Лертон, вот уже несколько лет я просто пишу истории, без оглядки на рынок, пишу, не следуя никаким критериям, храня непоколебимое убеждение, что история, которая мне интересна, и её развязка, которая меня удовлетворяет, будут интересны и удовлетворят достаточный процент читателей, чтобы сделать эту историю коммерчески годной к употреблению. Возможно, в этом я неправ, возможно, я должен изучать рынок и изо всех сил пытаться скроить что-то, что соответствует текущей моде. Но мне кажется, что, если я должен выпускать продукт (действительно) непреходящей ценности, мой собственный вкус (проверенный Вашим и Джинни) – это всё, чему я должен следовать. Конечно, это может привести меня к полной потере рынка, но я надеюсь, что это приведёт к лучшим результатам, чем если бы я пытался «повторять проверенные рецепты».
Я знаю, что смерть Подди шокирует. Однако эта смерть, как мне кажется, именно то, что мне нужно. Сюжет следует определённой последовательности: вначале беззаботный ребёнок-девочка с нелепыми амбициями… затем, шаг за шагом, она растёт и открывает, что реальный мир более сложен и не столь сладок, как она себе представляла… и что забота о детях – всего лишь основная норма для взрослых.
О, я могу за пару часов приделать к последней главе «счастливую» концовку – Подди останется в живых, раненная, но с обещанием полного выздоровления и, подразумевая, что в конце концов она выйдет замуж за богатого и красивого парня, который возьмёт её с собой к звёздам… ну и попутно задать её дурно воспитанному младшему братцу хорошую взбучку (и это вполне возможно, по крайней мере, я имею в виду это сделать, если ни один редактор не рискнёт издать роман в том виде, в каком он есть). Но я не хочу этого делать. Я думаю, что это разрушило бы историю – это будет всё равно что переделать «Ромео и Джульетту», чтобы юные влюблённые «жили долго и счастливо».
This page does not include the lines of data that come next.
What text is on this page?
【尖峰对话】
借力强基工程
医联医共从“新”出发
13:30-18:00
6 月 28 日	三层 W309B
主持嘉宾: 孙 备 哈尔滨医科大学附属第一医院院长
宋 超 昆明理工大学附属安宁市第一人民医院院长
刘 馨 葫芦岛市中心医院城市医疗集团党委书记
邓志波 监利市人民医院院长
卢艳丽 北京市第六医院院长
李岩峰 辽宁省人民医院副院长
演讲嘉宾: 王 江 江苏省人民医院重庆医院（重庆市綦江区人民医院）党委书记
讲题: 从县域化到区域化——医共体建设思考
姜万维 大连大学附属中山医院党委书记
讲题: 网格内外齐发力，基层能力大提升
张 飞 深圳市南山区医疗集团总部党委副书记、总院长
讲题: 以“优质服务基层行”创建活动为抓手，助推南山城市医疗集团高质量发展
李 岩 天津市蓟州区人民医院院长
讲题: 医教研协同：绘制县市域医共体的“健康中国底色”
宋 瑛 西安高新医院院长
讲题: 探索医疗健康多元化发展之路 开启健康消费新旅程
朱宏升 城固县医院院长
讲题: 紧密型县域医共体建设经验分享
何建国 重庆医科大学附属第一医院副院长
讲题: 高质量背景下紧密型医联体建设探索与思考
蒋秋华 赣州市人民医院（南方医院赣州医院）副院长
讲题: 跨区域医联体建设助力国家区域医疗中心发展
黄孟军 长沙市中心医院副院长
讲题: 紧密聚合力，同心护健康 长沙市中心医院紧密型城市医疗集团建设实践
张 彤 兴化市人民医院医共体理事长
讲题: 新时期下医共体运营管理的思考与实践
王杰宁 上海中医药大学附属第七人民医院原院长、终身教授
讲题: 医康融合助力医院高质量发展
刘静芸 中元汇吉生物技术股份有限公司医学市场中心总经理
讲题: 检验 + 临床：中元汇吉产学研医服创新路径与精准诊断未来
Но смерть Ромео и Джульетты была нужна, чтобы показать семьям Монтекки и Капулетти, какими чёртовыми придурками они были. Смерть Подди (как мне кажется) точно так же обязательна в этой истории. Истинная трагедия этой истории кроется в характере матери, очень успешной работающей женщины, которая не нашла времени, чтобы воспитать своих собственных детей – и тем самым позволила своему сыну вырасти инфантильным монстром. Он больше не часть рода человеческого и безразличен к благополучию других… пока смерть его собственной сестры не падает на него грузом вины, вины, от которой он уже никогда не сможет избавиться, и это дарит некоторую надежду, что теперь он, возможно, повзрослеет.
Я мог бы заявить, что суть истории в том, что смерть является единственным местом назначения для всех нас, и что единственная долгосрочная перспектива для любого взрослого человека – в детях, и что для этого им нужно вырасти, повзрослеть и выбросить детские игрушки. Но я не мог сказать этого вот так прямо – только не в беллетристике! – и мне показалось, что мне нужна смерть Подди, чтобы выразить всё это. Если Подди получит свой кусок пирога и съест его (а в придачу брак и звёздные странствия), если этот маленький монстр, её брат, выйдет из передряги невредимым, чтобы продолжить свою умную, но асоциальную карьеру, если их мать минуют неприятные последствия её пренебрежительного отношения к воспитанию детей, тогда мой рассказ – всего лишь цепочка умеренно авантюрных эпизодов.
Я думаю, что понял и оценил Ваши замечания о Сезанне и его чёрных контурах[74], но это – бесконечная проблема для меня, у которой нет лёгкого решения. Если я проповедую открыто, я получаю жалобы от Джинни, от Вас, от редактора и, в своё время, от читателей… а я слишком склонен проповедовать. В этой книге, «Подди», я ограничен тем, что сказала бы сама Подди – которая, возможно, точно такая же, как я!
Пожалуйста, скажите Питеру Исраэлю из «Putnam», что я займусь правками, которые он хочет видеть, очень скоро, речь идёт о начале недели. У меня есть кое-какая другая работа, которую я должен сначала закончить. Я всё ещё серьёзно сомневаюсь относительно художественной и драматической необходимости хеппи-энда в этой истории – но я буду стараться изо всех сил.
Ни одному редактору не нравились мои названия, а мне – ни одно из предложенных ими. Я предложил Полу
Новым котятам две недели от роду, они толстые и здоровые. Ястреб или сова заполучила уток Джинни.